[U-Boot] [PATCH] arm: Disable the strict alignment of data on armv7

Mark Kettenis mark.kettenis at xs4all.nl
Fri Mar 9 12:23:12 UTC 2018


> From: Wolfgang Denk <wd at denx.de>
> Date: Fri, 09 Mar 2018 12:26:01 +0100
> 
> Dear Michal,
> 
> In message <f144e491-5ce5-2ad0-70a8-d36397752863 at xilinx.com> you wrote:
> > 
> > > Can you please add some comments what the consequences of this
> > > change are?  I guess there are advantages, but I also guess these
> > > come at a price?
> > 
> > That's something what I am expecting from this discussion if there are
> > any corner cases which we are not aware of.
> > 
> > We found this setting based on randomized testing where simply non
> > aligned access for memory read was causing exception.
> 
> Hm... One possible position one can take is that unaligned accesses
> are likely an indication for incorrect or sloppy programming.
> usually we design data structures, buffers etc. such that no
> unaligned accesses take place.  Most code is explicitly written in
> such a way that it also runs on architectures where unaligned access
> simply don't work.
> 
> I feel that providing such an option just opens the door for lousy
> programmers who don't think throroughly about the code they write.
> 
> Yes, in some cases this may be conveniendt.  But there are also
> cases where the problem is just papered over, and hits all the
> harder later like when you also enable caching.

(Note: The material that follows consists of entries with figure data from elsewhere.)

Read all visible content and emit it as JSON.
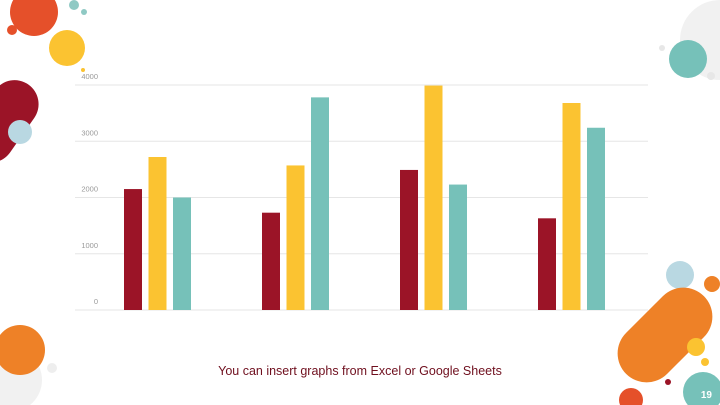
{
  "chart_data": {
    "type": "bar",
    "categories": [
      "",
      "",
      "",
      ""
    ],
    "series": [
      {
        "values": [
          2150,
          1730,
          2490,
          1630
        ]
      },
      {
        "values": [
          2720,
          2570,
          3990,
          3680
        ]
      },
      {
        "values": [
          2000,
          3780,
          2230,
          3240
        ]
      }
    ],
    "ylim": [
      0,
      4000
    ],
    "yticks": [
      0,
      1000,
      2000,
      3000,
      4000
    ],
    "grid": true,
    "title": "",
    "xlabel": "",
    "ylabel": ""
  },
  "colors": {
    "series": [
      "#9b1427",
      "#fbc331",
      "#76c1b9"
    ],
    "grid": "#e6e6e6",
    "tick_text": "#9a9a9a"
  },
  "caption": "You can insert graphs from Excel or Google Sheets",
  "slide_number": "19"
}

That is pretty much why we run OpenBSD in strict alignment mode on as
much architectures as possible.  More strict-alignment architectures
means that bugs are found quicker.  So as long as U-Boot supports
hardware that cares about alignment (e.g. older ARM, MIPS, SuperH) I'd
say there is a clear benefit of running armv7 in strict alignment mode.

Also note that some armv7 instructions still require properly aligned
data.  And that really old ARM hardware silently fetches the wrong
data for a misaligned load instruction.